Husparam nask
The Husparam nask is the seventeenth nask of the Sasanian Avesta. The work itself is lost, but its content can be reconstructed from references in Book 8 of the Denkard and the Rivayats. The Nerangestan and Herbedestan are considered to have originally been part of this nask.The Sasanian Avesta was organized into 21 nasks, i.e., volumes, which were grouped into 3 divisions; the Gāhānīg, Hada Mānsrīg, and Dādīg. Within this scheme, the Husparam nask was part of the legal nasks and it content, consequently convered a wide range of legal topics. It consisted of either 30 or 60 fragards depending on the source.

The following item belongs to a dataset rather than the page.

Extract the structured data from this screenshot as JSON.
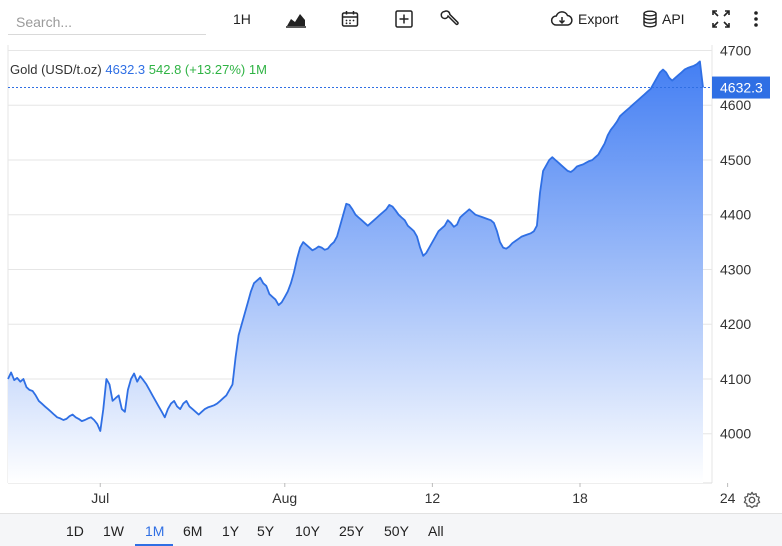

Edward William West estimates, that the Husparam nask consisted of ca. 44.900 words of Avestan text accompanied by ca. 403.600 words of commentary in Pahlavi, making it the third longest nask overall.In the extant Avesta
Two texts in the extant Avesta are considered to have been part of the Husparam nask, namely the Nerangestan and Herbedestan. The Herbedestan is mainly a text concerned with the education of Zoroastrian priests, namely the Herbeds. The Nirangestan follows the Herbedestan in the extant text and covers matters of the ritual. Together with the Vendidad, these two texts comprise the only surviving parts of the legal nasks and represent the remnants of the Zoroastrian learned tradition, compared to the liturgical tradition that forms the rest of the extant Avesta.